Cooper showed the photo she had of the group on her phone to Imogen and Alison. “This man here,” she said, pointing to the man Pearl had referred to as Nick, or Rick. “Is this Nico?”
“Yeah, that’s our Nico.”
“His full name?” Cooper asked.
“Nicolas Petite,” Imogen replied.
“French?”
“Yah.”
Yah? Seriously? “Lucky, Nico. Outnumbered four to one by you ladies.”
“Alison thinks he likes boys because he’s so well dressed but I keep telling her all French guys dress immacula
tely. I used to summer in France almost every year, you see. Father owns a château and a handful of gîtes, so I’m fluent in French, and as Nico barely spoke English when he arrived here I sort of adopted him.”
“And the only French I know is voulez vous coucher avec moi ce soir.” Alison giggled to herself before parting her lips slightly and looking up through her long lashes towards Tennessee.
Give me strength, thought Cooper. “We’ll need to speak to him. Does he live in this block?”
Imogen flicked her hair over her shoulder. “Yah, he does. But you’re out of luck. He’s gone back to Lyon for Easter.”
“No problem. We’ll get his details from Admissions. Let’s go back to Saturday night. What time did you leave the restaurant? And where did you go afterwards?”
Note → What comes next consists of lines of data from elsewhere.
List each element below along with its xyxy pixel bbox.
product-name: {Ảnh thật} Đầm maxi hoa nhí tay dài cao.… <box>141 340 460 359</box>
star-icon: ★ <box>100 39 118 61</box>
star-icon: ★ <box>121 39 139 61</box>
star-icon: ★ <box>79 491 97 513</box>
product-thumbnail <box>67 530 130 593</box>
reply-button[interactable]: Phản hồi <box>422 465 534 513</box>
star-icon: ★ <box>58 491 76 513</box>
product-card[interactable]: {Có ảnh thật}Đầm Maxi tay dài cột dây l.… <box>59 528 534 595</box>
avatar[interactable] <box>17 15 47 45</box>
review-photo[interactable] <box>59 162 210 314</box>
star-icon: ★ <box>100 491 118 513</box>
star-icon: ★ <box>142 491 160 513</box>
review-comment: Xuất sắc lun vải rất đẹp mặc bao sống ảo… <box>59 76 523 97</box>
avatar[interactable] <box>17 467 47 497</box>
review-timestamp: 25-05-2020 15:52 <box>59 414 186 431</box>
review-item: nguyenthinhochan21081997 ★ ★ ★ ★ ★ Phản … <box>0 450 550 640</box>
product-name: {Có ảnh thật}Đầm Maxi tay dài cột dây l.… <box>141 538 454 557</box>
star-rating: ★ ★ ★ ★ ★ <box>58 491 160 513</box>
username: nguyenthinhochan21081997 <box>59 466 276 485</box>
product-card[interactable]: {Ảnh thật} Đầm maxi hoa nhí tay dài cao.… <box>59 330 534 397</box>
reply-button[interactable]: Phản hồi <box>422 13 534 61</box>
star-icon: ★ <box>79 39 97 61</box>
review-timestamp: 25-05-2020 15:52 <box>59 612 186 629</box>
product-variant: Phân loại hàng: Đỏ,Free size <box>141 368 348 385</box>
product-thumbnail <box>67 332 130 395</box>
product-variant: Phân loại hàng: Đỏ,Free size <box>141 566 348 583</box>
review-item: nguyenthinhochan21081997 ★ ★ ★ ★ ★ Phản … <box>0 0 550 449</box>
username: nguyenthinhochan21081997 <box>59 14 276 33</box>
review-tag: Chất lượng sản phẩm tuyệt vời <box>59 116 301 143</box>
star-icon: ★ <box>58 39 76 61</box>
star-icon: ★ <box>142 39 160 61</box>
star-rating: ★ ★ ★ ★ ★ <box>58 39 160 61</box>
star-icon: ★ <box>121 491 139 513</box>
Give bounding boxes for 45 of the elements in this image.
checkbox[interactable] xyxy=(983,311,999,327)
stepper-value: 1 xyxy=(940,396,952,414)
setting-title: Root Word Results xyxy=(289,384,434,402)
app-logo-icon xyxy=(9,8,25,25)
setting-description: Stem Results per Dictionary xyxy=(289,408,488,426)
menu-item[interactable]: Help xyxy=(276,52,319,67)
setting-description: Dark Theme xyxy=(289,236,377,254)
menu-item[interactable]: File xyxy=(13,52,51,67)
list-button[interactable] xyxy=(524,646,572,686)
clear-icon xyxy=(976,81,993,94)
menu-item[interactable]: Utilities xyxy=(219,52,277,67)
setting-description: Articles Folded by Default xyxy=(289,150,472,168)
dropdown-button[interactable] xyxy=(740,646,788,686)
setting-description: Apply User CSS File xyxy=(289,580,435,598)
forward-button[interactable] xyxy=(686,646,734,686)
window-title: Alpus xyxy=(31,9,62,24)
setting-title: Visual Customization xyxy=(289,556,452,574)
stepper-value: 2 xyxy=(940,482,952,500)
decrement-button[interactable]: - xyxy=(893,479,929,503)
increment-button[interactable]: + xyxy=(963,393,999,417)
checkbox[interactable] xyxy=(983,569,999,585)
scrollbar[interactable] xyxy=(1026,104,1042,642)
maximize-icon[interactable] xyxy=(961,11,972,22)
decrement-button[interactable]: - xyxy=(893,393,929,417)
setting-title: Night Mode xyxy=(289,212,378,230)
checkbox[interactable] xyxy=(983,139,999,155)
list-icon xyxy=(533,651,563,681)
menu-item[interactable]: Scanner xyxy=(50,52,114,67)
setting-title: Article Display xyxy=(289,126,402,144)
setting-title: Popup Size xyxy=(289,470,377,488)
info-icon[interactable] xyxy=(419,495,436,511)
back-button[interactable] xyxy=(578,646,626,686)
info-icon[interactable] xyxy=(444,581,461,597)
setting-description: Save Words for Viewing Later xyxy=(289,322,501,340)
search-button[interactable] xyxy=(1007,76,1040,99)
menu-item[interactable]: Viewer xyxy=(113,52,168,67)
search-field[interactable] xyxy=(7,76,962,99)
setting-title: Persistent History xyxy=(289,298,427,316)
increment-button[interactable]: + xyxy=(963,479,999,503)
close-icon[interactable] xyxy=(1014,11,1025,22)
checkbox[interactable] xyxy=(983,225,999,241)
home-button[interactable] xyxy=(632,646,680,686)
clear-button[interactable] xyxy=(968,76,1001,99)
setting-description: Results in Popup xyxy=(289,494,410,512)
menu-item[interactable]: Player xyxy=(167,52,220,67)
“About half eight, maybe nine-ish? Right, Alison? Yah. Nine-ish. We went to Jalou for about an hour and a half, then Tokyo, then Feisty’s because Pearl wanted to dance.”
“When did you notice Macey had gone?”
Imogen pulled a face. “I’m not sure exactly. I was having fun. I wasn’t checking my watch every five minutes.”
“By having fun, she means she was getting frisky with Colin the Cockney.”
“Shut up, Alison.” She threw a hairbrush at her friend and turned back to Cooper. “It was after one. Before four.”
“Didn’t you look for her?”
She shrugged and glanced at Alison but Alison was leaning back and trying to get a better view of Tennessee’s backside. “We’d queued for ages,” Imogen said. It was a shoddy explanation and she clearly knew it as she added, “We didn’t know anything was amiss. We thought she’d snuck off to see Aaron and get her nightly fix of Geordie boy.”